Of ik een perfectionist ben, vroeg een vriendin me onlangs.
Interessante vraag; ik kon er niet meteen een antwoord op geven.
Enerzijds kan ik heel lang aan details blijven slijpen voor ik iets goed genoeg vind en heb ik vaak een duidelijk beeld van hoe iets in zijn ideale staat zou zijn. Maar tezelfdertijd ben ik, waar het andere zaken betreft, enorm slordig en nonchalant. Dus hoe perfectionistisch ben ik dan?
Omdat mezelf onder de loep nemen niet tot een bevredigend antwoord leidde, besloot ik me te focussen op de vraag. Wat is dat precies, dat concept “perfectionisme”?
Ik denk dat het een paar jaar geleden in zwang kwam -plots moesten we ons allemaal beginnen afvragen of ons streven naar perfectie niet pathologisch was. En vaak is dat ook zo: we proberen alles tot in de puntjes af te werken uit angst voor afwijzing. We zijn opgegroeid in een maatschappij die ons van jongsaf aan heeft wijsgemaakt dat perfectie bestaat. Want, heel eenvoudig: perfectie is een 10 op 10.
Oh, de schade die dat getal in jonge breinen heeft aangericht.
Als kind heb je al meteen door dat als je een 10 haalt, je je nergens meer zorgen over moet maken. En ook al zeggen je ouders dat een 8 of een 9 goed genoeg is, uit het systeem der puntentelling valt duidelijk af te leiden dat elke score onder de 10 betekent dat je steken hebt laten vallen. Zelfs een 9,8 is geen 10. Dat zijn 0,2 gevallen steekjes. Je bent misschien wel goed genoeg, maar het kan altijd nog beter. Dat is de boodschap die de blinkende 10 je vanuit de hoogte toeroept.
Op dat soort tirannie kan je op drie manieren reageren.
- Je trekt je er geen bal van aan (gezegend zijn zij die dat kunnen).
- Je geeft bij voorbaat de strijd op en wordt een underachiever (falen uit vrije keuze is immers minder pijnlijk dan falen omdat je geprobeerd hebt, maar niet goed genoeg bent).
- Je probeert je hele leven die 10 te halen om te bewijzen dat je wel goed genoeg bent (en recht hebt op liefde en aanvaarding).
Dus dat is perfectionisme gedreven door angst.
Maar behalve angst is er nog een andere sterke motivator in het leven, en dat is de liefde. En daar houdt die hele “perfectionism is fear in a furcoat“-theorie geen rekening mee.

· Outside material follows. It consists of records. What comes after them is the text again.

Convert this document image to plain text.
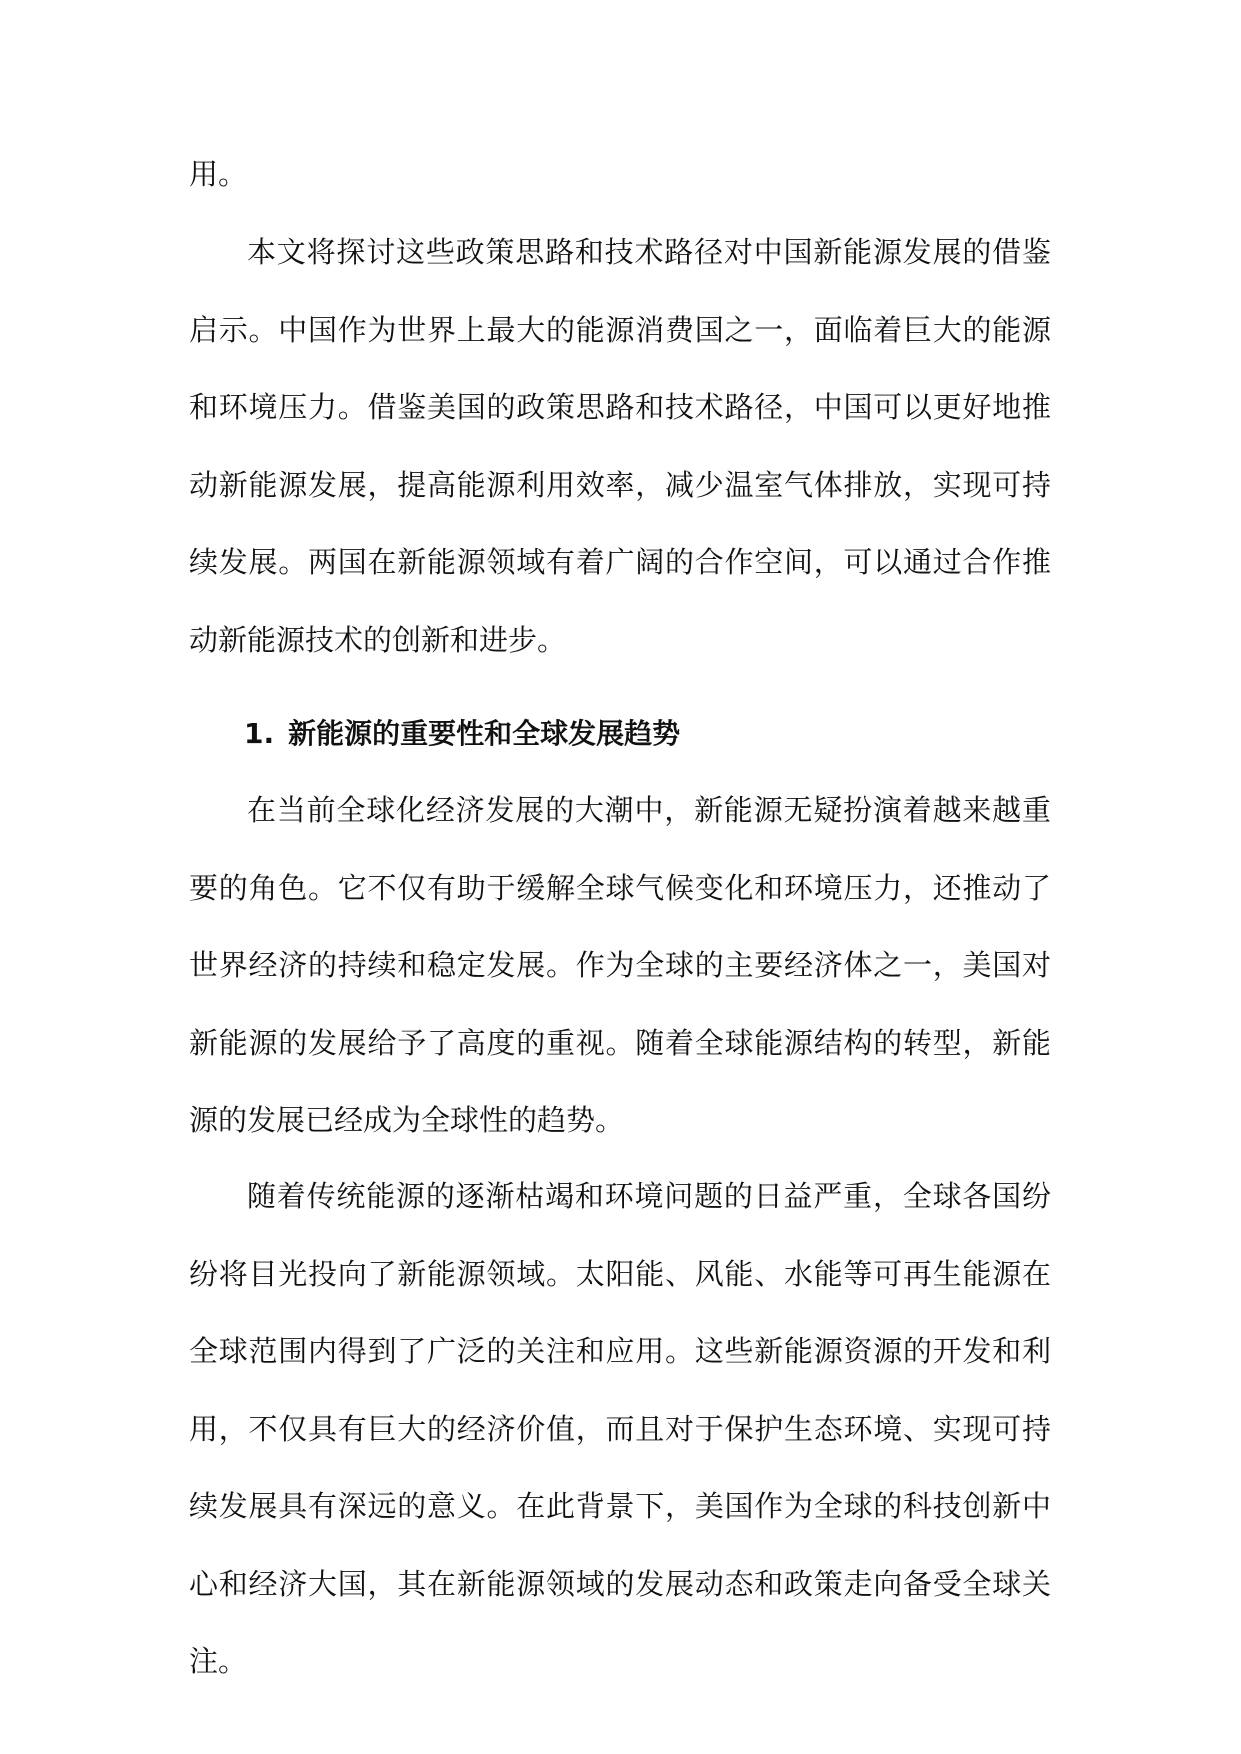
用。

本文将探讨这些政策思路和技术路径对中国新能源发展的借鉴启示。中国作为世界上最大的能源消费国之一，面临着巨大的能源和环境压力。借鉴美国的政策思路和技术路径，中国可以更好地推动新能源发展，提高能源利用效率，减少温室气体排放，实现可持续发展。两国在新能源领域有着广阔的合作空间，可以通过合作推动新能源技术的创新和进步。

1. 新能源的重要性和全球发展趋势

在当前全球化经济发展的大潮中，新能源无疑扮演着越来越重要的角色。它不仅有助于缓解全球气候变化和环境压力，还推动了世界经济的持续和稳定发展。作为全球的主要经济体之一，美国对新能源的发展给予了高度的重视。随着全球能源结构的转型，新能源的发展已经成为全球性的趋势。

随着传统能源的逐渐枯竭和环境问题的日益严重，全球各国纷纷将目光投向了新能源领域。太阳能、风能、水能等可再生能源在全球范围内得到了广泛的关注和应用。这些新能源资源的开发和利用，不仅具有巨大的经济价值，而且对于保护生态环境、实现可持续发展具有深远的意义。在此背景下，美国作为全球的科技创新中心和经济大国，其在新能源领域的发展动态和政策走向备受全球关注。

Er is de liefde voor je werk. De liefde voor kwaliteit. De diepe, eervolle overtuiging: “If a job is worth doing, it´s worth doing well“. Niet iedereen die overuren maakt om het juiste lettertype voor een Powerpoint-presentatie te kiezen is een pathologische perfectionist. Soms is het gewoon fijn om extra zorg te besteden aan ons werk, om ons te concentreren en iets moois af te werken. Het juiste woord op de juiste plaats te zetten. De juiste kleurencombinatie te kiezen. Extra opzoekwerk te verrichten voor een klant / patiënt / vriend / buur / medemens. Het geeft voldoening. We ordenen de boeken in onze boekenkast, zetten een stap achteruit en knikken voldaan.
It is the love for a job well done.
En in de liefde bestaan er geen 10´en. Als je ergens echt van houdt, neem je de imperfecties erbij. Je denkt niet: “ik ga dit perfect doen”. Je denkt: “ik ga dit doen zo goed als ik kan.” Omdat je ervan houdt. En dan is het makkelijker om de kritiek van anderen erbij te nemen, want je hebt het in eerste instantie niet voor externe bevestiging gedaan (hoewel dat altijd leuk is), maar voor jezelf, en ter meerdere eer en glorie van Het Werk.
Dus de vraag is, zoals altijd: handel je uit angst of uit liefde?
En mijn antwoord op de vraag waarmee deze post begon, is: ja, ik ben een perfectionist. Een liefdevolle perfectionist. Voor al het werk dat mijn ziel beroert.